Двери полностью распахнулись, и Эгвейн подавила рефлекторный вздох. В стене величественного зала с высоким купольным сводом, как раз напротив входа, зиял пролом, ведущий в пустоту. Через брешь хорошо просматривалась Драконова гора. Впрочем, этот покой пострадал при нападении шончан не так сильно, как некоторые другие помещения Башни. Не считая пробитой внешней стены, зал Совета остался практически неповрежденным. На возвышении, все так же проходящем вдоль стен, стояли стулья, и все они были целы. Стульев, расставленных группами по три, было восемнадцать, и они были выкрашены и обиты тканями цвета той Айя, к которой принадлежали занимавшие их женщины.
Престол Амерлин стоял у дальней стены, прямо у пролома, и за его спинкой открывался пейзаж с высящейся вдали Драконовой горой. Если бы удар огненного шара, нацеленного шончанской дамани, пришелся чуть подальше вглубь зала, всего лишь на несколько футов, то трон был бы уничтожен. Благодарение Свету, что он уцелел.
В воздухе ощущался едва заметный запах краски. Возможно, им пришлось срочно окрашивать Престол снова во все семь цветов? Если так, то сработано быстро. Однако у них не хватило времени поставить стулья для Голубых восседающих.

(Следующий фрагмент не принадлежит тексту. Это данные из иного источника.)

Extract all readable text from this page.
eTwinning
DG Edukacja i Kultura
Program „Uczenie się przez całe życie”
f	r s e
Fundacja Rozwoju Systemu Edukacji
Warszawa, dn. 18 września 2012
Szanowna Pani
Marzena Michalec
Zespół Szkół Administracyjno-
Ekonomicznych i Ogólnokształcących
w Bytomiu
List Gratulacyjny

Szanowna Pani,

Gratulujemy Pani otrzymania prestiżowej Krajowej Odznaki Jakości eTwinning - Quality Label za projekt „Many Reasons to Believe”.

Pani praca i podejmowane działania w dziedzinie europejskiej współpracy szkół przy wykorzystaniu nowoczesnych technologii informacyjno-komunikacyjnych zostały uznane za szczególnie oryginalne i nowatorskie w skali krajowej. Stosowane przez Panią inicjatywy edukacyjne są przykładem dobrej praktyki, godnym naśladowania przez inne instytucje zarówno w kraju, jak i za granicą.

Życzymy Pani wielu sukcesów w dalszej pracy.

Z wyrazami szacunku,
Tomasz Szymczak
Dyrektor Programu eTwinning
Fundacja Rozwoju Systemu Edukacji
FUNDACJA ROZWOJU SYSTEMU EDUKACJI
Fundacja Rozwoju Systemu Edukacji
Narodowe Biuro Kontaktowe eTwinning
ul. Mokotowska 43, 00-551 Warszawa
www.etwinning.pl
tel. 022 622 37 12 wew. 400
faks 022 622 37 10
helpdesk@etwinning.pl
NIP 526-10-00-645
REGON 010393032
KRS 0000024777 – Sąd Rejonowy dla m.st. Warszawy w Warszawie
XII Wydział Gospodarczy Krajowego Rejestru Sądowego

Эгвейн заметила Саэрин, Дозин и Юкири, расположившихся на местах, соответствующих тем Айя, к которым они принадлежали. Сине тоже была там – она оценивающим взглядом голубых глаз взирала на Эгвейн. Какую роль сыграли эти четыре женщины в недавних событиях? Глядя на Эгвейн, широколицая Суана из Желтой Айя довольно улыбалась и не скрывала своей радости. Хотя на большинстве лиц сохранялись безмятежность и невозмутимость, присущие Айз Седай, в позах женщин, в их осанке, в том, как они сидели, Эгвейн чувствовала одобрение. Или же по меньшей мере отсутствие враждебности. За принятым решением стояли не только те, кто вел охоту на Черную Айя.
Со стула, находившегося в секторе Коричневой Айя, поднялась Саэрин.
– Кто дерзает предстать перед Советом Башни? – звонким и громким голосом вопросила она.